Taking a closer look

Shockwaves from tragedy at MSU felt in Big Rapids

The sexual assault issues at Michigan State University (MSU) have caused Ferris to review its own policies, especially within athletic programs. 

MSU team physician Larry Nassar was sentenced to a 60-year federal sentence for child pornography, 40 to 175 years from Ingham County and 40 to 125 years from Eaton County in state prison for sexually assaulting young women and girls during supposed medical procedures. Nassar worked with MSU teams and at the MSU Sports Clinic since 1997 and also worked with USA Gymnastic teams since 1986. 

At Nassar’s sentencing, victims were allowed to give impact statements of the abuse they suffered from him. More than 200 women spoke, and the number of women who made disclosures to law enforcement rose to 256, according to multiple news sources. 

“With the Nassar situation, I mean, it’s sad to say that people can be brainwashed. Gymnasts, you know, they’re almost trained to be soldiers, to endure so many difficult things at a young age,” Ferris football head coach Tony Annese said. “It’s almost like they were brainwashed into thinking that something was okay that was horrifically bad and that is so sad.” 

Many of the impact statements included criticism of MSU administrators and coaches, especially then-president Lou Anna Simon. She resigned on Jan. 24, hours after Nassar was sentenced. MSU athletic director Mark Hollis followed suit and stepped down on Jan. 26. 

Investigations found that at least seven women and girls reported concerns about Nassar to coaches, trainers, police or university officials between 1997 and 2015. A few of these were MSU gymnasts who testified in their statements that they raised concerns about Nassar to Kathie Klages—who then told them that they misunderstood the treatment—as far back as 1997. Klages stepped down in 2017 after she was suspended. Though Nassar faced two police investigations and one university inquiry in that time, he was never charged, according to various reports. 

The U.S. Department of Education’s 2015 investigation of MSU found “significant concerns” in 30 of the 150 cases reviewed. Among the most concerning was a report that a sexual assault counselor was accused in 2009 of harassing a student who sought counseling and was not formally investigated. 

“I was really mad because I just heard about it two days ago and I had never heard about it before and it’s been going on for 20-some years? That’s ridiculous,” Ferris psychology sophomore Lily Smith said. “If people have come forward and people have denied it, then they’re just covering it up and for how long? They should be held accountable.” 

After an investigative report was released by ESPN, MSU athletic programs, specifically basketball and football, fell under scrutiny of how sexual assault allegations and investigations involving players were handled in the past. Annese expressed that if coaches aren’t following up to make sure everyone is doing their job after they make a report, they are responsible. 

Sometimes, when it doesn’t go up the ladder the right way, there’s negligence as well. I need to not only report it up the ladder but I need to make sure it gets entirely up the ladder to the people who need to know,” Annese said. “Then if it stops at some level and nothing happens, I know it’s significant enough where I’ve got to ask again.” 

According to Annese, Ferris football players are responsible for creating a list of standards that they commit to holding each other to and included on the list this year was to “respect women.” 

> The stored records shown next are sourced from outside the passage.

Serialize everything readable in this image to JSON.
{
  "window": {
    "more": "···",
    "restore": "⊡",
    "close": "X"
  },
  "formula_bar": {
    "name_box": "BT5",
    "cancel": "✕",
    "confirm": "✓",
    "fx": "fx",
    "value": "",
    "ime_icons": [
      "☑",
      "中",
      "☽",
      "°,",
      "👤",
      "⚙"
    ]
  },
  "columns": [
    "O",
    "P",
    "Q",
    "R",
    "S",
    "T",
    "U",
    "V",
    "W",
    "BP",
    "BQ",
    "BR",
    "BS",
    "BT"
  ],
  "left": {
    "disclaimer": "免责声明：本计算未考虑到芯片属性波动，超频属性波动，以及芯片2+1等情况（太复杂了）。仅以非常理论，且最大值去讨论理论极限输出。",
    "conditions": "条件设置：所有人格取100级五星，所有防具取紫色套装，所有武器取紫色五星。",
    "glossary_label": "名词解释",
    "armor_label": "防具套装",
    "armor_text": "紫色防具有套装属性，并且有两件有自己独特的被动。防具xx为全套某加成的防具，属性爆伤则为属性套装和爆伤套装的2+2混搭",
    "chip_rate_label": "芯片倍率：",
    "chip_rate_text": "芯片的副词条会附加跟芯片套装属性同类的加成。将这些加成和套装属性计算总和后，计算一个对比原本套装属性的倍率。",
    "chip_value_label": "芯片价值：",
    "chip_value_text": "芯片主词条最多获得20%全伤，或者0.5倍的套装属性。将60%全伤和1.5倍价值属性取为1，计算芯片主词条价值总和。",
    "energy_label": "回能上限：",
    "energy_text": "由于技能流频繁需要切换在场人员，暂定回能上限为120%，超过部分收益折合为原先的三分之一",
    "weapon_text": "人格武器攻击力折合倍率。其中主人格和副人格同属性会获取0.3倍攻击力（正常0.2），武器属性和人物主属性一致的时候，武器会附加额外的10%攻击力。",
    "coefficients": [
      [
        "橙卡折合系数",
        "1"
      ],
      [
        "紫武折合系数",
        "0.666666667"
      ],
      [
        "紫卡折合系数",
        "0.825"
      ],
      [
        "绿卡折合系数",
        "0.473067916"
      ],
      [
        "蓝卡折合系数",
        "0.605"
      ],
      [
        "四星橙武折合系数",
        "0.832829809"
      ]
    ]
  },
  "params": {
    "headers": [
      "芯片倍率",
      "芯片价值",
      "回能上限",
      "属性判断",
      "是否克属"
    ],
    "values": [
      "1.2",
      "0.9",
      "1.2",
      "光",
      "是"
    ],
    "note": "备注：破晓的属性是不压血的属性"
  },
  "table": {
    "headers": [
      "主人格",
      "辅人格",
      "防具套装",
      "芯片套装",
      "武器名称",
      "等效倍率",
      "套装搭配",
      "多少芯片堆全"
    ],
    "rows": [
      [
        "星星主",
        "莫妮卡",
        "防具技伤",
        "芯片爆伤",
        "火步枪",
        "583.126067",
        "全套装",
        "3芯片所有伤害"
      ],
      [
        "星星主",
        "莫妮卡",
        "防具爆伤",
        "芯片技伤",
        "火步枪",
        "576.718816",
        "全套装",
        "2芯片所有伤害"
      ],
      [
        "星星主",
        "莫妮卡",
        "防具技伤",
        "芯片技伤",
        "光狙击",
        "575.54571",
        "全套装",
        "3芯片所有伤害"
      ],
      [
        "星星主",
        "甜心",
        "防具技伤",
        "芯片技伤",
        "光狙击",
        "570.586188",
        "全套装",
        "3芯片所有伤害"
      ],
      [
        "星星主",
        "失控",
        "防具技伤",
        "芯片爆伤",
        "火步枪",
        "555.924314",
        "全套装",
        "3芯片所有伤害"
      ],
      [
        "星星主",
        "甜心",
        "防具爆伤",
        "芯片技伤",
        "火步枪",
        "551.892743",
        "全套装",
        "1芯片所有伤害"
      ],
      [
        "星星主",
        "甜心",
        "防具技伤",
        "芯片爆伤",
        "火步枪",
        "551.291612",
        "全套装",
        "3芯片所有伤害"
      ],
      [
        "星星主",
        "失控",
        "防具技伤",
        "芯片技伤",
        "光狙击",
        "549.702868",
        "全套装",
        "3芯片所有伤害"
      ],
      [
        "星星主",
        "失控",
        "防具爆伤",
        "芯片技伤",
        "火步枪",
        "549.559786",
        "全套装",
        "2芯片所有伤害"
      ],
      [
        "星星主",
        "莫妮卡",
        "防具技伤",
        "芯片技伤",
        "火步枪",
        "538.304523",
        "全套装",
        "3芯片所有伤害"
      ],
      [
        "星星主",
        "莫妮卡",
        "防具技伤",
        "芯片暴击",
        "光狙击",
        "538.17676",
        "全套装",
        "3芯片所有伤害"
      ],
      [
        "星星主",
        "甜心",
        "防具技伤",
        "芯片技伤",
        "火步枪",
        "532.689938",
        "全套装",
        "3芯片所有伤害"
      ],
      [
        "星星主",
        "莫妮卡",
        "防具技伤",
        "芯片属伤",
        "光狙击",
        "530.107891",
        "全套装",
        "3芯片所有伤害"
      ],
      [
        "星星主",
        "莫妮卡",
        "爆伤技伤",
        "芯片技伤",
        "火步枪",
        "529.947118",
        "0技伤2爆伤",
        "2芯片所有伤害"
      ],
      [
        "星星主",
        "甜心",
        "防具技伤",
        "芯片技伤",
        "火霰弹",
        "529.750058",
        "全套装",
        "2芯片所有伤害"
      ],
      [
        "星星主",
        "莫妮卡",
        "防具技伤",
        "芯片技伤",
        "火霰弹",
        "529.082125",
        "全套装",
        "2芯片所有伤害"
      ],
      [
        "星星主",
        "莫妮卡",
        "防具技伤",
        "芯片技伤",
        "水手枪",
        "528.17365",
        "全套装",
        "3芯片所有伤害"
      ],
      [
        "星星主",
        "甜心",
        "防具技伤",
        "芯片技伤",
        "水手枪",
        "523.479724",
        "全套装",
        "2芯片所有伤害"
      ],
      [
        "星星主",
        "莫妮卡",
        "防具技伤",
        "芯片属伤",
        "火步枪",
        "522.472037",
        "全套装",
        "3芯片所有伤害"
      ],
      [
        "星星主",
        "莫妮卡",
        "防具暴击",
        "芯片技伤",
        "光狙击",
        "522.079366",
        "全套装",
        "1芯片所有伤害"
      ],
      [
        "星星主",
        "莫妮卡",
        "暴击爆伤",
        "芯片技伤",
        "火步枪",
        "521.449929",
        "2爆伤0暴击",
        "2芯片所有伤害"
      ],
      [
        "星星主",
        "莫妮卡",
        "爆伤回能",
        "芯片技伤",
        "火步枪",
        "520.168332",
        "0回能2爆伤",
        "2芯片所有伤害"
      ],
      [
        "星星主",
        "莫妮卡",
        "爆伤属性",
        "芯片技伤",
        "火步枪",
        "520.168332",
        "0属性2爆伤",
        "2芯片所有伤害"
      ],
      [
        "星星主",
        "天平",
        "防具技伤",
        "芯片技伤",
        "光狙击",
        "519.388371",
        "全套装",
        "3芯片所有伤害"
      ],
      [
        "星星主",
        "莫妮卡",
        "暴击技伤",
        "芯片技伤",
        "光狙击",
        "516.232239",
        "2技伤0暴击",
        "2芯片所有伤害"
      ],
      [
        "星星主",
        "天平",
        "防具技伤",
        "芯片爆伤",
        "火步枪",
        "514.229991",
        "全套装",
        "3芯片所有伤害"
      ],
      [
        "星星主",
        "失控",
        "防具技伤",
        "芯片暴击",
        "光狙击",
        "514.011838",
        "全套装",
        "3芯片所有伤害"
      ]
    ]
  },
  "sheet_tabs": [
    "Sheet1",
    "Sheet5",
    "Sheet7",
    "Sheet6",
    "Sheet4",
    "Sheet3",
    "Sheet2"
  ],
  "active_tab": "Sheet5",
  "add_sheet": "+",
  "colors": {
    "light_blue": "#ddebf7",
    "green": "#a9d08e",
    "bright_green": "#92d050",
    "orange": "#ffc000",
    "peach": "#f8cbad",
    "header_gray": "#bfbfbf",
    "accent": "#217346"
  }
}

Annese makes it very clear to players that if any sexual assault issue is brought up to him, he will report it to the University and the player will be kicked off the team, according to Ferris sports communication junior and quarterback Jevon Shaw. 

“[Annese] told us one thing, it’s not smart to go out and do something stupid and you have something that says Ferris State football on. It makes us look bad as an organization, it makes you look even worse,” Shaw said. 

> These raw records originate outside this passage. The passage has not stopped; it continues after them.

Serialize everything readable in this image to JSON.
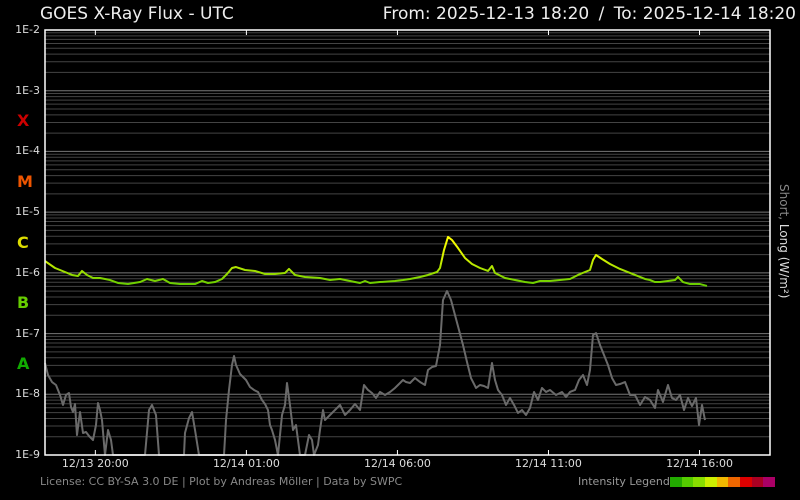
{
  "header": {
    "title": "GOES X-Ray Flux - UTC",
    "from": "From: 2025-12-13 18:20",
    "separator": "/",
    "to": "To: 2025-12-14 18:20"
  },
  "footer": {
    "credits": "License: CC BY-SA 3.0 DE | Plot by Andreas Möller | Data by SWPC",
    "legend_label": "Intensity Legend",
    "legend_colors": [
      "#22aa00",
      "#55cc00",
      "#88dd00",
      "#ccee00",
      "#f0b800",
      "#ee6600",
      "#dd0000",
      "#aa0022",
      "#aa0066"
    ]
  },
  "chart_data": {
    "type": "line",
    "title": "GOES X-Ray Flux - UTC",
    "ylabel_short": "Short,",
    "ylabel_long": "Long (W/m²)",
    "yscale": "log",
    "ylim_exp": [
      -9,
      -2
    ],
    "ytick_labels": [
      "1E-2",
      "1E-3",
      "1E-4",
      "1E-5",
      "1E-6",
      "1E-7",
      "1E-8",
      "1E-9"
    ],
    "flare_classes": [
      {
        "label": "X",
        "exp": -3.5,
        "color": "#cc0000"
      },
      {
        "label": "M",
        "exp": -4.5,
        "color": "#ee5500"
      },
      {
        "label": "C",
        "exp": -5.5,
        "color": "#dddd00"
      },
      {
        "label": "B",
        "exp": -6.5,
        "color": "#66cc00"
      },
      {
        "label": "A",
        "exp": -7.5,
        "color": "#11aa00"
      }
    ],
    "x_unit": "hours since 2025-12-13 18:20 UTC",
    "xlim": [
      0,
      24
    ],
    "xticks": [
      {
        "h": 1.667,
        "label": "12/13 20:00"
      },
      {
        "h": 6.667,
        "label": "12/14 01:00"
      },
      {
        "h": 11.667,
        "label": "12/14 06:00"
      },
      {
        "h": 16.667,
        "label": "12/14 11:00"
      },
      {
        "h": 21.667,
        "label": "12/14 16:00"
      }
    ],
    "series": [
      {
        "name": "Long",
        "points_px_note": "[hour, log10 flux]",
        "points": []
      },
      {
        "name": "Short",
        "color": "#6a6a6a",
        "points": []
      }
    ],
    "long_raw": [
      [
        45,
        261
      ],
      [
        55,
        268
      ],
      [
        65,
        272
      ],
      [
        72,
        275
      ],
      [
        78,
        276
      ],
      [
        82,
        271
      ],
      [
        87,
        275
      ],
      [
        93,
        278
      ],
      [
        100,
        278
      ],
      [
        110,
        280
      ],
      [
        118,
        283
      ],
      [
        128,
        284
      ],
      [
        140,
        282
      ],
      [
        147,
        279
      ],
      [
        155,
        281
      ],
      [
        163,
        279
      ],
      [
        170,
        283
      ],
      [
        180,
        284
      ],
      [
        195,
        284
      ],
      [
        202,
        281
      ],
      [
        208,
        283
      ],
      [
        215,
        282
      ],
      [
        222,
        279
      ],
      [
        227,
        274
      ],
      [
        232,
        268
      ],
      [
        236,
        267
      ],
      [
        245,
        270
      ],
      [
        255,
        271
      ],
      [
        265,
        274
      ],
      [
        275,
        274
      ],
      [
        285,
        273
      ],
      [
        289,
        269
      ],
      [
        295,
        275
      ],
      [
        305,
        277
      ],
      [
        320,
        278
      ],
      [
        330,
        280
      ],
      [
        340,
        279
      ],
      [
        350,
        281
      ],
      [
        360,
        283
      ],
      [
        365,
        281
      ],
      [
        370,
        283
      ],
      [
        380,
        282
      ],
      [
        395,
        281
      ],
      [
        403,
        280
      ],
      [
        410,
        279
      ],
      [
        420,
        277
      ],
      [
        428,
        275
      ],
      [
        437,
        272
      ],
      [
        440,
        268
      ],
      [
        444,
        250
      ],
      [
        448,
        237
      ],
      [
        452,
        240
      ],
      [
        458,
        248
      ],
      [
        465,
        258
      ],
      [
        472,
        264
      ],
      [
        480,
        268
      ],
      [
        488,
        271
      ],
      [
        492,
        266
      ],
      [
        495,
        273
      ],
      [
        505,
        278
      ],
      [
        515,
        280
      ],
      [
        525,
        282
      ],
      [
        533,
        283
      ],
      [
        540,
        281
      ],
      [
        550,
        281
      ],
      [
        560,
        280
      ],
      [
        570,
        279
      ],
      [
        578,
        275
      ],
      [
        585,
        272
      ],
      [
        590,
        270
      ],
      [
        593,
        260
      ],
      [
        596,
        255
      ],
      [
        602,
        259
      ],
      [
        610,
        264
      ],
      [
        620,
        269
      ],
      [
        630,
        273
      ],
      [
        640,
        277
      ],
      [
        645,
        279
      ],
      [
        650,
        280
      ],
      [
        655,
        282
      ],
      [
        660,
        282
      ],
      [
        668,
        281
      ],
      [
        675,
        280
      ],
      [
        678,
        277
      ],
      [
        683,
        282
      ],
      [
        690,
        284
      ],
      [
        700,
        284
      ],
      [
        707,
        286
      ]
    ],
    "short_raw": [
      [
        45,
        363
      ],
      [
        48,
        375
      ],
      [
        52,
        382
      ],
      [
        56,
        385
      ],
      [
        60,
        395
      ],
      [
        63,
        405
      ],
      [
        66,
        395
      ],
      [
        69,
        393
      ],
      [
        71,
        407
      ],
      [
        73,
        412
      ],
      [
        75,
        404
      ],
      [
        77,
        435
      ],
      [
        80,
        412
      ],
      [
        83,
        433
      ],
      [
        86,
        432
      ],
      [
        89,
        436
      ],
      [
        93,
        440
      ],
      [
        96,
        425
      ],
      [
        98,
        403
      ],
      [
        100,
        410
      ],
      [
        102,
        420
      ],
      [
        105,
        455
      ],
      [
        108,
        430
      ],
      [
        111,
        440
      ],
      [
        113,
        455
      ],
      [
        145,
        455
      ],
      [
        149,
        410
      ],
      [
        152,
        405
      ],
      [
        156,
        415
      ],
      [
        159,
        455
      ],
      [
        184,
        455
      ],
      [
        185,
        433
      ],
      [
        189,
        418
      ],
      [
        192,
        412
      ],
      [
        195,
        430
      ],
      [
        199,
        455
      ],
      [
        224,
        455
      ],
      [
        226,
        420
      ],
      [
        229,
        390
      ],
      [
        232,
        365
      ],
      [
        234,
        356
      ],
      [
        236,
        365
      ],
      [
        240,
        374
      ],
      [
        246,
        380
      ],
      [
        250,
        387
      ],
      [
        254,
        390
      ],
      [
        258,
        392
      ],
      [
        262,
        400
      ],
      [
        265,
        404
      ],
      [
        268,
        410
      ],
      [
        270,
        425
      ],
      [
        272,
        430
      ],
      [
        275,
        440
      ],
      [
        278,
        455
      ],
      [
        282,
        415
      ],
      [
        285,
        405
      ],
      [
        287,
        383
      ],
      [
        290,
        405
      ],
      [
        293,
        430
      ],
      [
        296,
        425
      ],
      [
        300,
        455
      ],
      [
        305,
        455
      ],
      [
        309,
        435
      ],
      [
        312,
        440
      ],
      [
        314,
        455
      ],
      [
        318,
        445
      ],
      [
        320,
        430
      ],
      [
        323,
        410
      ],
      [
        325,
        420
      ],
      [
        330,
        415
      ],
      [
        335,
        410
      ],
      [
        340,
        405
      ],
      [
        345,
        415
      ],
      [
        350,
        410
      ],
      [
        355,
        404
      ],
      [
        360,
        410
      ],
      [
        364,
        385
      ],
      [
        368,
        390
      ],
      [
        372,
        393
      ],
      [
        376,
        398
      ],
      [
        380,
        392
      ],
      [
        385,
        395
      ],
      [
        390,
        392
      ],
      [
        395,
        388
      ],
      [
        398,
        385
      ],
      [
        403,
        380
      ],
      [
        406,
        382
      ],
      [
        410,
        383
      ],
      [
        415,
        378
      ],
      [
        420,
        382
      ],
      [
        425,
        385
      ],
      [
        428,
        370
      ],
      [
        432,
        367
      ],
      [
        436,
        366
      ],
      [
        440,
        345
      ],
      [
        443,
        300
      ],
      [
        447,
        291
      ],
      [
        451,
        300
      ],
      [
        455,
        315
      ],
      [
        459,
        330
      ],
      [
        463,
        345
      ],
      [
        467,
        362
      ],
      [
        471,
        378
      ],
      [
        476,
        388
      ],
      [
        480,
        385
      ],
      [
        484,
        386
      ],
      [
        488,
        388
      ],
      [
        492,
        363
      ],
      [
        495,
        380
      ],
      [
        498,
        390
      ],
      [
        502,
        395
      ],
      [
        506,
        405
      ],
      [
        510,
        398
      ],
      [
        514,
        405
      ],
      [
        518,
        413
      ],
      [
        522,
        410
      ],
      [
        526,
        415
      ],
      [
        530,
        408
      ],
      [
        534,
        392
      ],
      [
        538,
        400
      ],
      [
        542,
        388
      ],
      [
        546,
        392
      ],
      [
        550,
        390
      ],
      [
        556,
        395
      ],
      [
        562,
        392
      ],
      [
        566,
        397
      ],
      [
        570,
        392
      ],
      [
        575,
        390
      ],
      [
        579,
        380
      ],
      [
        583,
        375
      ],
      [
        587,
        385
      ],
      [
        590,
        370
      ],
      [
        593,
        335
      ],
      [
        596,
        333
      ],
      [
        600,
        345
      ],
      [
        604,
        355
      ],
      [
        608,
        365
      ],
      [
        612,
        378
      ],
      [
        616,
        385
      ],
      [
        620,
        384
      ],
      [
        625,
        382
      ],
      [
        630,
        395
      ],
      [
        635,
        395
      ],
      [
        640,
        405
      ],
      [
        645,
        397
      ],
      [
        650,
        400
      ],
      [
        655,
        408
      ],
      [
        658,
        390
      ],
      [
        663,
        402
      ],
      [
        668,
        385
      ],
      [
        672,
        398
      ],
      [
        676,
        400
      ],
      [
        680,
        395
      ],
      [
        684,
        410
      ],
      [
        688,
        398
      ],
      [
        692,
        406
      ],
      [
        696,
        398
      ],
      [
        699,
        425
      ],
      [
        702,
        405
      ],
      [
        705,
        420
      ]
    ]
  }
}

Ferris athletics has long been intentional about education on sexual assault to all athletes but even so, the recent events will bring about a review.

“For years, the Ferris State athletic department has been proactive in this education and I am sure we will use the lessons learned from the horrible experiences of Dr. Nassar’s victims to strengthen that education,” Ferris volleyball head coach Tia Brandel-Wilhelm said. 

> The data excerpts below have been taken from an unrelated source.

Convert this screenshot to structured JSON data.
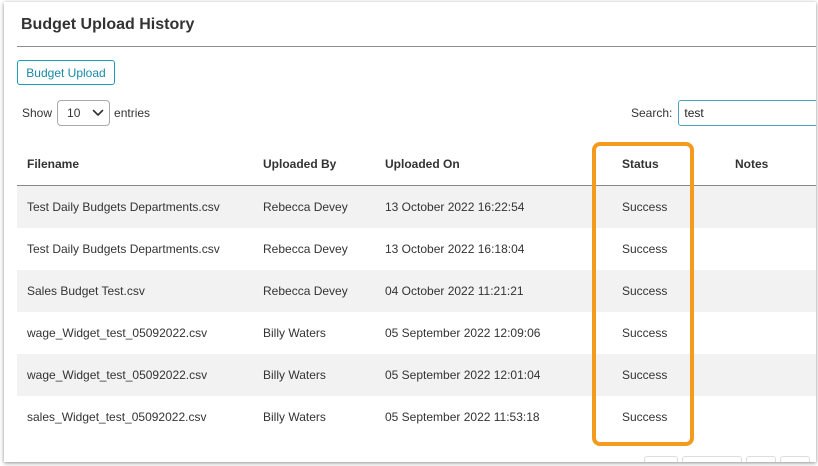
{
  "panel": {
    "title": "Budget Upload History"
  },
  "toolbar": {
    "upload_label": "Budget Upload"
  },
  "length_menu": {
    "prefix": "Show",
    "selected": "10",
    "suffix": "entries"
  },
  "search": {
    "label": "Search:",
    "value": "test"
  },
  "table": {
    "headers": {
      "filename": "Filename",
      "uploaded_by": "Uploaded By",
      "uploaded_on": "Uploaded On",
      "status": "Status",
      "notes": "Notes"
    },
    "rows": [
      {
        "filename": "Test Daily Budgets Departments.csv",
        "uploaded_by": "Rebecca Devey",
        "uploaded_on": "13 October 2022 16:22:54",
        "status": "Success",
        "notes": ""
      },
      {
        "filename": "Test Daily Budgets Departments.csv",
        "uploaded_by": "Rebecca Devey",
        "uploaded_on": "13 October 2022 16:18:04",
        "status": "Success",
        "notes": ""
      },
      {
        "filename": "Sales Budget Test.csv",
        "uploaded_by": "Rebecca Devey",
        "uploaded_on": "04 October 2022 11:21:21",
        "status": "Success",
        "notes": ""
      },
      {
        "filename": "wage_Widget_test_05092022.csv",
        "uploaded_by": "Billy Waters",
        "uploaded_on": "05 September 2022 12:09:06",
        "status": "Success",
        "notes": ""
      },
      {
        "filename": "wage_Widget_test_05092022.csv",
        "uploaded_by": "Billy Waters",
        "uploaded_on": "05 September 2022 12:01:04",
        "status": "Success",
        "notes": ""
      },
      {
        "filename": "sales_Widget_test_05092022.csv",
        "uploaded_by": "Billy Waters",
        "uploaded_on": "05 September 2022 11:53:18",
        "status": "Success",
        "notes": ""
      }
    ]
  },
  "colors": {
    "accent": "#1b9dbc",
    "highlight": "#f39a1f",
    "stripe": "#f2f2f2"
  }
}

In the wake of the Nassar scandal, a university-wide notice was sent out from the President’s Office on Jan. 29. In the email, President Eisler expressed sympathy for the victims but declared that the University will “take a hard look at our current processes” and “thoroughly examine and review our policies and procedures” through a task force headed up by Vice President for Student Affairs Jeanine Ward-Roof. 

“Tragedies are a call to action—for our university, for each of us who works here, for every person who pursues their education here and for anyone who visits here,” Eisler said in the email. “At Ferris, we will continue to build a culture of sexual assault prevention and provide immediate response and support for survivors of sexual assault.”